OpenZeppelin Uncovers Critical Flaws in OpenAI's EVMbench Dataset

OpenZeppelin Uncovers Critical Flaws in OpenAI's EVMbench Dataset

Blockchain security firm OpenZeppelin has identified training data leaks and a minimum of four incorrectly labeled high-severity vulnerabilities in the EVMbench dataset.

Security specialists at OpenZeppelin, a prominent blockchain security company, have disclosed the discovery of significant methodological problems and data contamination issues following their comprehensive audit of EVMbench, OpenAI's recently introduced artificial intelligence-powered blockchain security benchmark system.

The EVMbench platform was unveiled in a collaborative effort with Paradigm, a cryptocurrency investment firm, during the middle of February. The benchmark was designed and developed to assess the capabilities of various artificial intelligence models in their ability to detect vulnerabilities in smart contracts, apply patches to fix them, and potentially exploit these security weaknesses.

Through a statement published on the X platform this Monday, OpenZeppelin expressed appreciation for the initiative while revealing that the company had recently chosen to subject EVMbench to "the same scrutiny" that characterizes its approach to securing all protocols under its protection, a portfolio that encompasses major decentralized finance platforms such as Aave, Lido and Uniswap.

Based on the findings from its comprehensive audit, OpenZeppelin reported the identification of two primary concerns: contamination of training data and problems with the classification of multiple high-severity security vulnerabilities.

"We reviewed the dataset and identified methodological flaws and invalid vulnerability classifications including at least four issues labeled high severity that are not exploitable in practice," OpenZeppelin said.

image.png
Source: OpenZeppelin

When EVMbench was released to the public, it included an assessment evaluating the theoretical capabilities of AI agents in exploiting vulnerabilities found in smart contracts. Among the tested models, Anthropic's Claude Open 4.6 achieved the highest ranking, with OpenAI's OC-GPT-5.2 securing second place and Google's Gemini 3 Pro coming in third.

EVMbench testing may need revising

Examining the primary concern regarding data contamination, OpenZeppelin emphasized that the most critical capability for "AI security is finding novel vulnerabilities in code the model has never seen before."

Nevertheless, throughout EVMbench's evaluation process of AI agents, OpenZeppelin discovered that the AI agents achieving the top scores had "likely been exposed to the benchmark's vulnerability reports during pretraining."

During EVMbench's testing procedures, internet connectivity was disabled for the AI agents, which prevented them from simply conducting online searches to find answers to the challenges presented. Despite this precaution, the benchmark had been constructed using carefully selected vulnerabilities extracted from 120 audits conducted between 2024 and mid-2025, while the knowledge training cutoffs for the AI agents being evaluated were typically set at mid-2025.

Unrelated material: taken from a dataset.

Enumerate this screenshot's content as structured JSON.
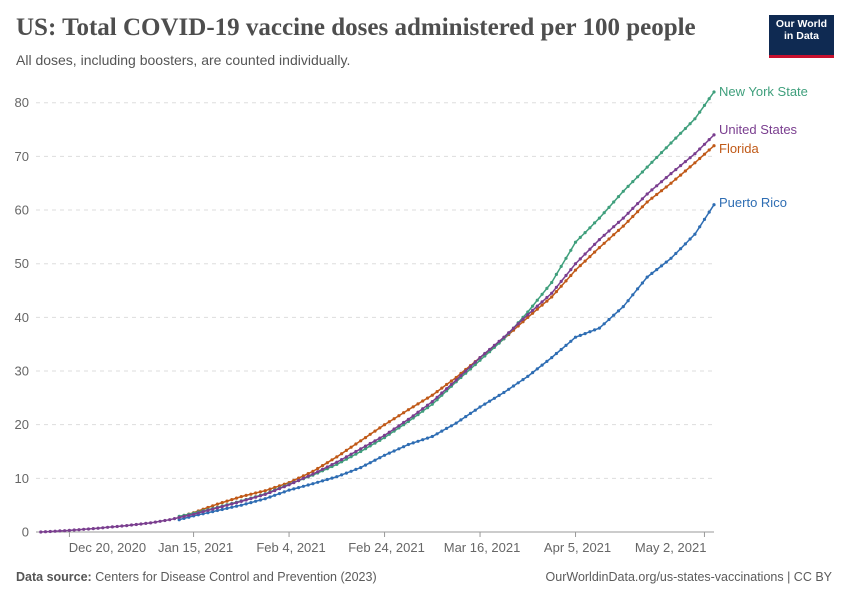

Consequently, there existed a substantial possibility that the AI agents possessed prior knowledge of all the solutions to the presented challenges stored within their trained memory banks.

"While this does not necessarily enable the model to identify the issue immediately, it reduces the quality of the test. The dataset's limited size further narrows the evaluation surface, making these contamination concerns more significant," OpenZeppelin said.

As a final point, OpenZeppelin highlighted the presence of substantial factual inaccuracies within EVMbench's dataset, contending that multiple "high-severity vulnerabilities" were classified incorrectly and deemed invalid.

According to OpenZeppelin's assessment, the team examined a minimum of four vulnerabilities that EVMbench had designated with a high-risk classification, yet these vulnerabilities cannot actually be exploited in practical scenarios. Despite this, EVMbench had been awarding positive scores to AI agents for successfully identifying these purportedly false vulnerabilities.

"These aren't subjective severity disagreements, they are findings where the described exploit doesn't work."

In conclusion, OpenZeppelin reinforced its position that artificial intelligence technologies will undoubtedly play a crucial role in strengthening blockchain security measures, while simultaneously emphasizing the critical importance of implementing the technology and conducting evaluations in appropriate methodologies to fully realize its potential benefits.

"The question isn't whether AI will transform smart contract security — it will. The question is whether the data and benchmarks we use to build and evaluate these tools are held to the same standard as the contracts they're meant to protect."